The Designer/Programmer

The EEG of a person with a potentially serious heart rhythm

Slide Comments:

Case of the Tell-Tale Heart:

This is a personal encounter with a bad design that almost resulted in a person’s death.

When I was a practicing nurse I worked on a Cardiac Care Unit. In this unit each patient received a heart monitor that was connected to a wireless radio transmitter so that each patient’s heart rhythm can be seen at a central desk. One night shortly after coming on shift I noticed that one of the patients went into a potentially serious heart rhythm, which left untreated could result in death. The main treatment for this person’s condition is to implant a pace maker until medications can take effect. After calling the patient’s doctor and making arrangements with the Operating Room I talked to the patient to get a consent for surgery. The patient who was reasonably upset refused saying she felt fine. It is not unusual for the heart to compensate for rhythm problems so the lack of symptoms was not unusual. After trying to convince the patient for sometime we called her husband and doctor to come in. Three hours later she finally consented.
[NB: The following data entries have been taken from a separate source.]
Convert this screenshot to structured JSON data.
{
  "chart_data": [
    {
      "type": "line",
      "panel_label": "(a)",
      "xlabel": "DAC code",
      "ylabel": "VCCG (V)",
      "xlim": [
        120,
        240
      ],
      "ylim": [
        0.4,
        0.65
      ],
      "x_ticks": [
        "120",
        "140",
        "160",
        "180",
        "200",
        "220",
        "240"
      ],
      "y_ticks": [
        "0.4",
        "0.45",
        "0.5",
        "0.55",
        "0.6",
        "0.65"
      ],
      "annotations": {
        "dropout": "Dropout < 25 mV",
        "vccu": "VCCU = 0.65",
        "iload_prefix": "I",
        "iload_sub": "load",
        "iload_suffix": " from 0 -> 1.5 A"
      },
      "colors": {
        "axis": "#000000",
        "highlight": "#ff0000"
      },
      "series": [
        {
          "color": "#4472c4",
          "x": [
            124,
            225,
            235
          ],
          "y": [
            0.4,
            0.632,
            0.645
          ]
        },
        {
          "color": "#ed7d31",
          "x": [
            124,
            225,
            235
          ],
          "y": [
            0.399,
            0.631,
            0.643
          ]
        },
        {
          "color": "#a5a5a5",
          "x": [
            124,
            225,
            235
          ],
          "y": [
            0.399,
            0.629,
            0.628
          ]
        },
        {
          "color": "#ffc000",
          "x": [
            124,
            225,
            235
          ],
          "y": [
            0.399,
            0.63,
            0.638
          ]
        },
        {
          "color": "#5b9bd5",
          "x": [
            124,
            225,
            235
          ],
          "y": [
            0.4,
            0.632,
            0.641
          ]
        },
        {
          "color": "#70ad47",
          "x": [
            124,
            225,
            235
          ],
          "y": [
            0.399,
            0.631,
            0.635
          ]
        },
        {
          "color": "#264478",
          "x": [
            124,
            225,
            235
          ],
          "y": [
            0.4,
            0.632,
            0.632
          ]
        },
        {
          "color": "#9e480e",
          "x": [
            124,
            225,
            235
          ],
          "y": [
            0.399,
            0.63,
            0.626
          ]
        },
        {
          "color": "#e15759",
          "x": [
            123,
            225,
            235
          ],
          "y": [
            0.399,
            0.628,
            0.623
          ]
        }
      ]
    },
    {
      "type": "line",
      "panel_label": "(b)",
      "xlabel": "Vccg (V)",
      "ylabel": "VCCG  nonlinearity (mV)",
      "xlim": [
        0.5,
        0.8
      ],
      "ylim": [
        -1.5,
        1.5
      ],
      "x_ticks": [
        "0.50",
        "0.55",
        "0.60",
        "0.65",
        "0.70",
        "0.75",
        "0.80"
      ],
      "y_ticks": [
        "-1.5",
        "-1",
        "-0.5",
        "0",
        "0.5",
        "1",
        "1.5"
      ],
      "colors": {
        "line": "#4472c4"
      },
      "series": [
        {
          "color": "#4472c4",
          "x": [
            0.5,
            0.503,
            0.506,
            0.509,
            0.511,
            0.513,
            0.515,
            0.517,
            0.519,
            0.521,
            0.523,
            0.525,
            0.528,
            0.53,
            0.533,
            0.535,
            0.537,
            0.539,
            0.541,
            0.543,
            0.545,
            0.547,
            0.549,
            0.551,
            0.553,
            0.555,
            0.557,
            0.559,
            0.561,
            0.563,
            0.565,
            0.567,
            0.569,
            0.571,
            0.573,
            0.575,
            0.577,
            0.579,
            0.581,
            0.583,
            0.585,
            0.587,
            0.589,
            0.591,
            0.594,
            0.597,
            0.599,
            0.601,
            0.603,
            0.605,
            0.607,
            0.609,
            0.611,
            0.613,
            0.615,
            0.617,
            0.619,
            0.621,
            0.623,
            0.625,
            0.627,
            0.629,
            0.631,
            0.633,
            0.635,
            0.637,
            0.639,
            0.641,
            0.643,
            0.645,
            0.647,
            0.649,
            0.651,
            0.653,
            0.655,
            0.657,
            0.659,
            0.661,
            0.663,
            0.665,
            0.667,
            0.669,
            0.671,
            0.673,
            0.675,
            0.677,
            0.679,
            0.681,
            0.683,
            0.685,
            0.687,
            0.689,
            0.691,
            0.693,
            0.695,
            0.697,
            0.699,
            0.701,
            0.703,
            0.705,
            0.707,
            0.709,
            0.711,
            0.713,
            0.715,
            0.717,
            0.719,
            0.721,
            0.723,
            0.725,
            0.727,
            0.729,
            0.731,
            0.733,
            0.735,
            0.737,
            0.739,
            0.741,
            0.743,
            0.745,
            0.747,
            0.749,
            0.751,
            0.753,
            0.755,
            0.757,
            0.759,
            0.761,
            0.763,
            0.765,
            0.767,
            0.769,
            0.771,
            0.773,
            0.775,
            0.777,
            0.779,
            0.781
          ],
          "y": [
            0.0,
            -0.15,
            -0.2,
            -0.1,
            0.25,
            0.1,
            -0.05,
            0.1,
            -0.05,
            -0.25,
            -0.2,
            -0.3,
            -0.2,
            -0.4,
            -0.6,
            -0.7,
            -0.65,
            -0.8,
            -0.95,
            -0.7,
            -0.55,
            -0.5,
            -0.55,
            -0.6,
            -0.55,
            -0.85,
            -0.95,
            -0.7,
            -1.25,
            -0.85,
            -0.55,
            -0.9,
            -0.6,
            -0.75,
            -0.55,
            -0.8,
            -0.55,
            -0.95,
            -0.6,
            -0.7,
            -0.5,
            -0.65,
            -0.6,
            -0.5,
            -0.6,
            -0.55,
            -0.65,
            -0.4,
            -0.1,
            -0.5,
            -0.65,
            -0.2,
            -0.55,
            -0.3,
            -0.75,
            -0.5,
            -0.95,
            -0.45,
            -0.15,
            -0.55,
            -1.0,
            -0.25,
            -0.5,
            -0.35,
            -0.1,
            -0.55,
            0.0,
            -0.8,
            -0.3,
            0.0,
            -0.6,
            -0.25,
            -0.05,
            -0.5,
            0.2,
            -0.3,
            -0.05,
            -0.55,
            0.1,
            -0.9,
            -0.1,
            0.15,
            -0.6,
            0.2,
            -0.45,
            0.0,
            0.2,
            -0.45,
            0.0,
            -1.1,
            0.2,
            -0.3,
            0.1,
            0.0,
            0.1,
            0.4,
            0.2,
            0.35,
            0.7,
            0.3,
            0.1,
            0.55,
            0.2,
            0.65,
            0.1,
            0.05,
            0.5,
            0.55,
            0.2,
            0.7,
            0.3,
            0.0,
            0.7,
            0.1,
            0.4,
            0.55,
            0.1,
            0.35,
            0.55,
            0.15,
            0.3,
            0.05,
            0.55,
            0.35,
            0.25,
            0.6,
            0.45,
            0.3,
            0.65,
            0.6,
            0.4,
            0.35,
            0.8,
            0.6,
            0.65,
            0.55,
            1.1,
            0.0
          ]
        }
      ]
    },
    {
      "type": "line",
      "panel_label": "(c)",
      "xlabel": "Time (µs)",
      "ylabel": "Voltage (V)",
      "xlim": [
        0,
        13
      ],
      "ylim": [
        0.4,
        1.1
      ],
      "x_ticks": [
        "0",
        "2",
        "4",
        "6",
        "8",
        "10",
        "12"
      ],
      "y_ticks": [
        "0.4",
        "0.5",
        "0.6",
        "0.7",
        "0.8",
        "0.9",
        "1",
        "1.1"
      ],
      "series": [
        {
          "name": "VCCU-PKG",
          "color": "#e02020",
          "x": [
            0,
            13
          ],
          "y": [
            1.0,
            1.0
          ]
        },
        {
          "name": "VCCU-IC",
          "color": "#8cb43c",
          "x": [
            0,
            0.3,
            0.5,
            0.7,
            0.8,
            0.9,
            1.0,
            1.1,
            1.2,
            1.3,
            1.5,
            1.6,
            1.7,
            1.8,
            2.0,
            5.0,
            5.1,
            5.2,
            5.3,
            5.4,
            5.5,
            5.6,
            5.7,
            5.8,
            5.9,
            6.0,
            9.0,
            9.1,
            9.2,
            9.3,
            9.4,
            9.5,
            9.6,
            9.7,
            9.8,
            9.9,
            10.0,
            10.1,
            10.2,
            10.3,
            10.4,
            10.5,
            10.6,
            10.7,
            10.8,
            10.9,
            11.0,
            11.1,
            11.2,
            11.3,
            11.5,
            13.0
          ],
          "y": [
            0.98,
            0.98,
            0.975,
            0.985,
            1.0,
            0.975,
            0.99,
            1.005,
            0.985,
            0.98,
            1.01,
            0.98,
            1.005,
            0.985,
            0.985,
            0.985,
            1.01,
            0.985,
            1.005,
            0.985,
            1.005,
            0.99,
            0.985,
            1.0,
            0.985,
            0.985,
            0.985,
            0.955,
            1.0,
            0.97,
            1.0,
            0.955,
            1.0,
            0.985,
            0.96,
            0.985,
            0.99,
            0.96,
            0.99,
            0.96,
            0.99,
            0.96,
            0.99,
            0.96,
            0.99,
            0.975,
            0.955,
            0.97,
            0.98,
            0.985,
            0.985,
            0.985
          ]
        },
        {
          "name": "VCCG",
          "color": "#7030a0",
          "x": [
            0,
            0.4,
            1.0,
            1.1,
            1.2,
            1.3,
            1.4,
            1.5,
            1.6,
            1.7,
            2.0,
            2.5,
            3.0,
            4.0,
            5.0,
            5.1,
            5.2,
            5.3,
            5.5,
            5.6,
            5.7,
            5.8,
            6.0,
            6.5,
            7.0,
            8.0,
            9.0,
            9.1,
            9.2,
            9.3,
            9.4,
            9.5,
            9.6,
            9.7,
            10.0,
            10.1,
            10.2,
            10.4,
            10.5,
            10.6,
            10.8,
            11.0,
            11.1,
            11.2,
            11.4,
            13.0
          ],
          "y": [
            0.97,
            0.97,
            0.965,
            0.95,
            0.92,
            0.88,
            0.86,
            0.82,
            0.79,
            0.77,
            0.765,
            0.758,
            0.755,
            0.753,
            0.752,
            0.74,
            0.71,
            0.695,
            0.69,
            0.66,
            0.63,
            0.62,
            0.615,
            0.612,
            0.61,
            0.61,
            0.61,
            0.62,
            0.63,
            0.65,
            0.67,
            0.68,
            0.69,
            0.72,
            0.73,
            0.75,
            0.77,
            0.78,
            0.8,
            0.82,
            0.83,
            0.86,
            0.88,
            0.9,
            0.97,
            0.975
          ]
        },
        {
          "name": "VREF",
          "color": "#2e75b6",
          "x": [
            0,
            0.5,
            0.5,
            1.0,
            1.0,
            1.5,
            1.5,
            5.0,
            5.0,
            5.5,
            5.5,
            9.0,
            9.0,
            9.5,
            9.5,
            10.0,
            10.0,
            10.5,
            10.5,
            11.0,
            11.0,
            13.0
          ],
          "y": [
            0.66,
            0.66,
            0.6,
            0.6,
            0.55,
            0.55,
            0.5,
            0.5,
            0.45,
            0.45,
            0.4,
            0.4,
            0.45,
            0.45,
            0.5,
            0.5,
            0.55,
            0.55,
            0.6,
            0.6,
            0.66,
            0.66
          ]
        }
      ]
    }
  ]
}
As they wheeled her into the elevator, to my horror, her heart rhythm from the wireless radio remote did not fade from the screen, but another patient’s did! I quickly called the Operating Room to notify them they had the wrong patient.

What had happened was the result of a bad system design. In this case, the only way to distinguish one patient from another on the heart monitor was by a piece of masking tape with the patient’s room and bed number on it. By accident two pieces of tape were transposed. As a result, the wrong person almost had surgery and the other patient could have died because of lack of treatment.

A better design for this system would allow for a patient’s name and room to be input to the system so that a heart rhythm and patent can be directly associated.